Ahmet Şık ve Nedim Şener tutuklandığında çok daha büyük bir sahiplenme gelişti. Onlar serbest bırakıldıktan sonra birçok insanda tutuklu gazetecilerle dayanışmanın zayıflayacağı kaygısı gelişti. Bu konuda neler diyeceksiniz?

Ahmet Şık ve Nedim Şener tutuklanınca, kaygı üst seviyeye sıçradı. Herkes kaygılanmaya başladı. Rahatsızlık çok daha fazla açığa çıktı. Kürt ve sosyalist basın çalışanları gözden çıkarılmıştı. Ama sıra Ahmet Şık, Nedim Şener, Ragıp Zarakolu’na gelince, iş kapıya dayandı diye bir duyarlılık oluştu. Şüphesiz bu sevindirici, olumlu. Ama çok geç kalındı. 2010 yılına kadar bu basın meslek örgütleri gıkını çıkarmadı. Basın özgürlüğü alanında memleket toz duman, gık çıkmadı. Endişeliyim. Şimdi Ahmet ve Nedim, Ragıp gibi öne çıkan isimler serbest bırakıldı. Kürt ve sosyalist basından gazetecilere, Ergenekon davasından tutuklanan gazetecilere şu ana kadar sahip çıkılıyor.
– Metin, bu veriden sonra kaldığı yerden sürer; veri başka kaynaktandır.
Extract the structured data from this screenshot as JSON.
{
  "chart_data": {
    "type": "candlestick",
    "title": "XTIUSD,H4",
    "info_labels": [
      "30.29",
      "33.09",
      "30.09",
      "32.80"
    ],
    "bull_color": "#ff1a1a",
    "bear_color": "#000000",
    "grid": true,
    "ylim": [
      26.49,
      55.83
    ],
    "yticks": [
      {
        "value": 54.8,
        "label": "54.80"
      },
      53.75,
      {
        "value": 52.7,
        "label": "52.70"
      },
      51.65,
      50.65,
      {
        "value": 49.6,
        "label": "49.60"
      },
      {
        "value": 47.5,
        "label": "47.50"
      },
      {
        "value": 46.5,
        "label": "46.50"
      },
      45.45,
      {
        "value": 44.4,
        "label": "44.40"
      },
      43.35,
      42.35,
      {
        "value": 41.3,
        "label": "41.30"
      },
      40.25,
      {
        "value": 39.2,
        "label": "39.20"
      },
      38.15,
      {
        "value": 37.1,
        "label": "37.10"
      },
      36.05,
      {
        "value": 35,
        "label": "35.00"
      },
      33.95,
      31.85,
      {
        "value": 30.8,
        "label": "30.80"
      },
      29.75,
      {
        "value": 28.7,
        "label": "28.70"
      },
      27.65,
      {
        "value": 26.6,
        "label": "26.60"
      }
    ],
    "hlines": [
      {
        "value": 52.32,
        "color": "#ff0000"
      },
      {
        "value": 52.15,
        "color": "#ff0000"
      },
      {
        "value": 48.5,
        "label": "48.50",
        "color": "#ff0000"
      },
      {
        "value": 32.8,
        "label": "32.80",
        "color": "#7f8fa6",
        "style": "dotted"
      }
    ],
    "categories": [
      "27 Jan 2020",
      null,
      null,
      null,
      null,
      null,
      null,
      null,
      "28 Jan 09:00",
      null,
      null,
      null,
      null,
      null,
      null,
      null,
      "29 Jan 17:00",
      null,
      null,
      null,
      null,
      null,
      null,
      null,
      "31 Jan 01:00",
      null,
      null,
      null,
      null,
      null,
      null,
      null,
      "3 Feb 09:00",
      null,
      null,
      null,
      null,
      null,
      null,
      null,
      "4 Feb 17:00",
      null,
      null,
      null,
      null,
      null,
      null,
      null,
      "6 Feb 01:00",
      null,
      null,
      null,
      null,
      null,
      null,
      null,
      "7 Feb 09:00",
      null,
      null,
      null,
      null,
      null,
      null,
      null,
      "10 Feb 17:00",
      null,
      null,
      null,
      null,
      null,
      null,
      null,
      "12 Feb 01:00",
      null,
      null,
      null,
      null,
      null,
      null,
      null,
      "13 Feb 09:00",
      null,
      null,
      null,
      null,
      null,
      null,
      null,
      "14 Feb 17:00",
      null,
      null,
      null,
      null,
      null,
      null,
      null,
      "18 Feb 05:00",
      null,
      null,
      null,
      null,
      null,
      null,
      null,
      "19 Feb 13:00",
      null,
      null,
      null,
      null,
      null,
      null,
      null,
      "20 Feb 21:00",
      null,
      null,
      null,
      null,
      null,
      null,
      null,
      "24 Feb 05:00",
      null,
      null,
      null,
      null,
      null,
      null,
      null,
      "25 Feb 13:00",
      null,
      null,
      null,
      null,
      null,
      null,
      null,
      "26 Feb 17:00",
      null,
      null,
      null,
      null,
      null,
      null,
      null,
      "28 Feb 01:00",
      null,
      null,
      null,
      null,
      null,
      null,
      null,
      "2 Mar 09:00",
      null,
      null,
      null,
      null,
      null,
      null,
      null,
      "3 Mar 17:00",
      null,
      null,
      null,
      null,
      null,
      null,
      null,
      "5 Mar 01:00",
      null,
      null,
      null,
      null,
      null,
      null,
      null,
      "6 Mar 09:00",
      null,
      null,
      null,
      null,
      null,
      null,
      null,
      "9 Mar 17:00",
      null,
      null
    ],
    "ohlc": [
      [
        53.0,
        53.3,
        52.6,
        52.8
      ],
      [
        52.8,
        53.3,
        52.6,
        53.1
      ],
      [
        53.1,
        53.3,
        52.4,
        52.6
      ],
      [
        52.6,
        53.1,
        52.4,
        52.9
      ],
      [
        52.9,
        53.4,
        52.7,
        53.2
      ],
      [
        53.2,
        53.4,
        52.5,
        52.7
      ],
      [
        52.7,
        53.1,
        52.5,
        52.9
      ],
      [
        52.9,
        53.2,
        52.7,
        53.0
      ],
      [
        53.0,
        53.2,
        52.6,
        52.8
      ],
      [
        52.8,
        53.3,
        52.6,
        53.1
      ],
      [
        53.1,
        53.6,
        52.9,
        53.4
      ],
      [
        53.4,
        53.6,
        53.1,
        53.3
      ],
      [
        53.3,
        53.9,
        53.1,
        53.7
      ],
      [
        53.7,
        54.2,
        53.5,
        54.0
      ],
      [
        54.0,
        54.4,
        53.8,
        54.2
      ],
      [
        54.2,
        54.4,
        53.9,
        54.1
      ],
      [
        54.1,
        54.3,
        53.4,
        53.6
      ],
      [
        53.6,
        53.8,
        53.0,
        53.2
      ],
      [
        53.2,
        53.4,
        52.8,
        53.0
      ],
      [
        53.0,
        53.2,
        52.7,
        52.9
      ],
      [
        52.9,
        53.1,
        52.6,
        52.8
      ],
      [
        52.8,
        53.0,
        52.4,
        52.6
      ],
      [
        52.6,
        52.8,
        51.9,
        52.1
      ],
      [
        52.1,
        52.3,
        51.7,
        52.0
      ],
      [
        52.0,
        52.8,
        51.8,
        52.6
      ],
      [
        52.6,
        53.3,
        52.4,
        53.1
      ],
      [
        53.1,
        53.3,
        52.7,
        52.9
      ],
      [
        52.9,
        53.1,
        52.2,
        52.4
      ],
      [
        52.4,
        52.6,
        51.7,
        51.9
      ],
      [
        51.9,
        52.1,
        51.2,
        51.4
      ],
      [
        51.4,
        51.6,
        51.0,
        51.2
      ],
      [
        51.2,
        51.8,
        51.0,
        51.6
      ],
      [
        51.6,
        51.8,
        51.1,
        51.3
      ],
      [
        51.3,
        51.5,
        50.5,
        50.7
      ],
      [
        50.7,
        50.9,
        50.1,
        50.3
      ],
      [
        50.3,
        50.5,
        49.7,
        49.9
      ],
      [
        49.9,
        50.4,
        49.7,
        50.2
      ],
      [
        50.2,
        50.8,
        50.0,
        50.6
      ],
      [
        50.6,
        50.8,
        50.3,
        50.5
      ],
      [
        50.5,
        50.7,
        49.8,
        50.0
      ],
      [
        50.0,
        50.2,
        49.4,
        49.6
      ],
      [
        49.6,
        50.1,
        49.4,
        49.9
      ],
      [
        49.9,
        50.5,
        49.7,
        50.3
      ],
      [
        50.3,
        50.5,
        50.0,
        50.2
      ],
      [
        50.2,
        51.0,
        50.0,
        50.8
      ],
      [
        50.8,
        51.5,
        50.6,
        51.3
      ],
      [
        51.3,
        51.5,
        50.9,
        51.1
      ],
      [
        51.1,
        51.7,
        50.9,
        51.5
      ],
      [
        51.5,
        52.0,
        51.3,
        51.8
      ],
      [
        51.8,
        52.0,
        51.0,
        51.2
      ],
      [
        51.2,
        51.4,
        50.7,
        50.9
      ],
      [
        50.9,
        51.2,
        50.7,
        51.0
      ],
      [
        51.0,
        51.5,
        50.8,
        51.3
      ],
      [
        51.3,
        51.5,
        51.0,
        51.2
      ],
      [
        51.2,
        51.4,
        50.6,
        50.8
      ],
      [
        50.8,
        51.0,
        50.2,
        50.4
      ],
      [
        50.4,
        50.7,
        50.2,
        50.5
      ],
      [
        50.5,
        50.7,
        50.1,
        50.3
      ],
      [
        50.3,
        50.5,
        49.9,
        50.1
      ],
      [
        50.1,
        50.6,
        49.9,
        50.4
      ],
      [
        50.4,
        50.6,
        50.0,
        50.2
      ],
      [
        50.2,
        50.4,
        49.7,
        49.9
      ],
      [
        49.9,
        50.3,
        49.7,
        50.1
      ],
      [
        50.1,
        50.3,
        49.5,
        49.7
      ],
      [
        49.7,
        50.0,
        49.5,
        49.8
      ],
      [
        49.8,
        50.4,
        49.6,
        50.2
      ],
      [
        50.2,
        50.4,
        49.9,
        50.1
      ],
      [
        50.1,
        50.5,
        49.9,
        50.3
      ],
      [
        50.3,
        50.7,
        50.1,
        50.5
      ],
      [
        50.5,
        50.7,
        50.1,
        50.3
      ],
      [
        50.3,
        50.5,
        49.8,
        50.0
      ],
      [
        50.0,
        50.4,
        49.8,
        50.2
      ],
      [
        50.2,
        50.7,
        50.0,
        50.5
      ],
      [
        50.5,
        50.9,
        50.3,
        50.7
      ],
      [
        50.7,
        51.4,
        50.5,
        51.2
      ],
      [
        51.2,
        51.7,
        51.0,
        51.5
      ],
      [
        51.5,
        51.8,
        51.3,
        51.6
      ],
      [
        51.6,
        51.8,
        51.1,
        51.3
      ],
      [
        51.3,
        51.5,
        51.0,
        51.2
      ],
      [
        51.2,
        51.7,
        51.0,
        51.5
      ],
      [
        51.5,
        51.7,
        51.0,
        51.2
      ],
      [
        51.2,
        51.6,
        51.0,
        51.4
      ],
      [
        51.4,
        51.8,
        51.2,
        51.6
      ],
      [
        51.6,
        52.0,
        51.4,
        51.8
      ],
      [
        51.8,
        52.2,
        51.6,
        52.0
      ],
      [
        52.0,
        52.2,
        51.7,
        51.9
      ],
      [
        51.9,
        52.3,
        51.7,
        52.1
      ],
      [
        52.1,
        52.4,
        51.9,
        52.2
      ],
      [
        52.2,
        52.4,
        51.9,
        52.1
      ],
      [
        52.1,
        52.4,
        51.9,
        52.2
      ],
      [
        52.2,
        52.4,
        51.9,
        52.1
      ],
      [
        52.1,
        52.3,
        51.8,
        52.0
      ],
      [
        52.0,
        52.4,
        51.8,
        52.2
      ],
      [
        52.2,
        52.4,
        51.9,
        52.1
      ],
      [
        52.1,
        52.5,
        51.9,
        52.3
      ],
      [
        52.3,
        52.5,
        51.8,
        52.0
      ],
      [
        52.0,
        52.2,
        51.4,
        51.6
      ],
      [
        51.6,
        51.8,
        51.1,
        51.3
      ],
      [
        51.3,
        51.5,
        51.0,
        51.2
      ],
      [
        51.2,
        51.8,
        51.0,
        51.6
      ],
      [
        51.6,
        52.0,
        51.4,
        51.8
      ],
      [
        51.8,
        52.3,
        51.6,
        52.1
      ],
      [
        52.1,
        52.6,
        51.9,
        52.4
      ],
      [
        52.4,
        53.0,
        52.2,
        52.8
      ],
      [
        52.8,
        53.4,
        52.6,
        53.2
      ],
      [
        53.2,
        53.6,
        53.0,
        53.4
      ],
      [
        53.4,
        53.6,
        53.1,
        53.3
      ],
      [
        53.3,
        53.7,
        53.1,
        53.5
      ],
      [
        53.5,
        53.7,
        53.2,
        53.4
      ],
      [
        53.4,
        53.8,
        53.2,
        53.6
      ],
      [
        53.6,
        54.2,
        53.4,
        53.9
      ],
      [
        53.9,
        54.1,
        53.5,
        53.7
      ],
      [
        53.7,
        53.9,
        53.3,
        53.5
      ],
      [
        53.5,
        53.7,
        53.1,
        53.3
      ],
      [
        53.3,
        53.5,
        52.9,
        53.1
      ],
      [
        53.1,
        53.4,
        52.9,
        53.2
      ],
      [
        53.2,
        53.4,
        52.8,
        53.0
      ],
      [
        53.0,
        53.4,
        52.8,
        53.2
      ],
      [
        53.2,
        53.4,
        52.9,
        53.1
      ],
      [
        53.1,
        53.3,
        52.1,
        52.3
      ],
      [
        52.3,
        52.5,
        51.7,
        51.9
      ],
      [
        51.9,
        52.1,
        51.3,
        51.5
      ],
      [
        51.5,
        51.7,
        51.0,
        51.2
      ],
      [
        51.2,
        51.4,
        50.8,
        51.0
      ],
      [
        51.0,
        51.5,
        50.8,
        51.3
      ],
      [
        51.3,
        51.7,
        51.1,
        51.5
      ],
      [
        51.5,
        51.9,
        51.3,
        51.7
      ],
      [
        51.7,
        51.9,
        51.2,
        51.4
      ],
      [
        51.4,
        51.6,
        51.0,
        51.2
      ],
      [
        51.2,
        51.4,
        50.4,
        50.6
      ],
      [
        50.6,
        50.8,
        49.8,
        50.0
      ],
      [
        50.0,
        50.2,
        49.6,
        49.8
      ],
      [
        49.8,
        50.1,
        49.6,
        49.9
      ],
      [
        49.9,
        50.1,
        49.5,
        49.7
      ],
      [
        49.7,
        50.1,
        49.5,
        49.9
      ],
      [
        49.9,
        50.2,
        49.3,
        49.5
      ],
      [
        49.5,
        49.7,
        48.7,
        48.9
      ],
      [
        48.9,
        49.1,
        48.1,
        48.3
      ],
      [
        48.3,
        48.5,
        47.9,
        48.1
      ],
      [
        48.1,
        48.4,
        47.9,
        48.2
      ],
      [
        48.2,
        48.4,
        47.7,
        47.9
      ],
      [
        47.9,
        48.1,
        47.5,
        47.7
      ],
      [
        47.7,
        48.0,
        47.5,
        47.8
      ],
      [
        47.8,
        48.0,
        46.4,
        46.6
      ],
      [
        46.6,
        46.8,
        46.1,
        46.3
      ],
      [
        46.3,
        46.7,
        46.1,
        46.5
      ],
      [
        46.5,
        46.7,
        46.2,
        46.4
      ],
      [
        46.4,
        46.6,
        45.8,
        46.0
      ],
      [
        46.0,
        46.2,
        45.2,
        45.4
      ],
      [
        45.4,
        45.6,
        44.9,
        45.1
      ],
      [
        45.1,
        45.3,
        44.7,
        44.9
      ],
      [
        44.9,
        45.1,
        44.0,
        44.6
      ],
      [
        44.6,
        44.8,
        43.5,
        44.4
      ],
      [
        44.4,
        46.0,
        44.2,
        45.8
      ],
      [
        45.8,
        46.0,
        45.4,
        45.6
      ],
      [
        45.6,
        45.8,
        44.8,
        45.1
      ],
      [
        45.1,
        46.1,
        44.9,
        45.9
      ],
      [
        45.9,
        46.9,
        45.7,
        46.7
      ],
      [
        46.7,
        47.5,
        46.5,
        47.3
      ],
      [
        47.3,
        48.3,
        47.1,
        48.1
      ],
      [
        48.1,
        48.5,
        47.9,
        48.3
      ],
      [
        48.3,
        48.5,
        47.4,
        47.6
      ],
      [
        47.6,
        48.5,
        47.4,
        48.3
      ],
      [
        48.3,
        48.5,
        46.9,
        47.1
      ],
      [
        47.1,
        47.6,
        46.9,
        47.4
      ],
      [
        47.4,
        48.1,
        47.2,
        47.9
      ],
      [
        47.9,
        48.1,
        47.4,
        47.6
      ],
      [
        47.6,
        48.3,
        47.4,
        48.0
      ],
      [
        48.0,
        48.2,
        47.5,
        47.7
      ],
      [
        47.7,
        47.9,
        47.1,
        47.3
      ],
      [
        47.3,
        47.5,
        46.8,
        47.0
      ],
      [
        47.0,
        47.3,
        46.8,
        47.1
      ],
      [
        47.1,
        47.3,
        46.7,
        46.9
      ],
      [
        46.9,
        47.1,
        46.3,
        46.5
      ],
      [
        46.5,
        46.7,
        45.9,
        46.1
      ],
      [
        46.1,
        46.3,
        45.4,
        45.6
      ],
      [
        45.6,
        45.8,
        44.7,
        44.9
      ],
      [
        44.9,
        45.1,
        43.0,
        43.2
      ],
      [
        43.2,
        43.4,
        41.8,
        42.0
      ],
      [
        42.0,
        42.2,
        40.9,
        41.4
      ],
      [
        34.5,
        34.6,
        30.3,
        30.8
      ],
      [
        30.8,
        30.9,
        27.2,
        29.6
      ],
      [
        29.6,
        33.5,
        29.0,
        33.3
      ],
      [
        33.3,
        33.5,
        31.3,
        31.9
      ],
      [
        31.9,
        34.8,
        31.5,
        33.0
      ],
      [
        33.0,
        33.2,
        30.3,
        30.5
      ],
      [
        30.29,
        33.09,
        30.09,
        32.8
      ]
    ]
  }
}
Ama bu sahiplenme devam edecek mi, etmeyecek mi? Bunun kaygısını taşıyorum. Tutarlı olmak için hepsini sahiplenmek gerekiyor.
Basın meslek örgütleri tutarlı basın özgürlüğü savunuculuğu yapmak istiyorsa, kesinkes ÖYM ve TMK’nin kaldırılmasını talep etmeli. Bu ilkesel bir yaklaşımdır. Bazı basın meslek örgütleri TMK’nin bazı maddelerinin değiştirilmesinden söz ediyorlar. Değiştirmekle sorun çözülemez, komple kaldırılması lazım. Füsun Erdoğan var, Özgür Radyo’dan, 6 yıldır tutuklu yargılanıyor. Vedat Kurşun 166 yıl 6 ay almış. Bunlar korkunç şeyler. Tutarlı olmak için öncelikle tutuklu gazetecilerin tümünü sahip çıkmaları lazım, ikincisi de basın özgürlüğü, düşünce ve ifade özgürlüğü için TMK ve ÖYM’lerin kaldırılmasını savunmaları lazım. Bunu gündemlerine almaları lazım. Basın özgürlüğü alanında milim ilerlemenin yolu buradan geçiyor. Lafa gelince herkes basın özgürlüğü savunucusu. Bu kadar ucuz değil!

Bu sözünü ettiğiniz tutarsız basın özgürlüğü savunucuların yanında bir de tutarlı iktidar savunucuları var. Onları nasıl değerlendiriyorsunuz?
Örneğin Nazlı Ilıcak gibileri dün de tutarlı basın özgürlüğü savunucuları değildi, bugün de değil. Hükümetin görüşleri temelinde tutuklu gazetecileri yıpratma yönelimlerini dillendiriyorlar köşelerinde. Hükümetin diliyle saldırıya geçiyorlar. O ve onun gibi gazeteciler, kalemlerini basın özgürlüğü, düşünce ve ifade özgürlüğü karşıtlığı temelinde kullanıyorlar. Bu müthiş rahatsız edici bir şey. Hükümet yandaşı gazetecilerden, yazarlardan bir beklentimiz yok. Bunlar dün de tutarsızlardı, bugün de öyle. Onlar basın özgürlüğü gelip kendilerine dayandığında basın özgürlüğü savunucusu geçiniyor zaman zaman. Ama kendilerine dokunulmadığında da basın özgürlüğü ile ilişkilerini kopartıyorlar, bunun da ötesinde hükümetin diliyle gazetecilere saldırıyorlar.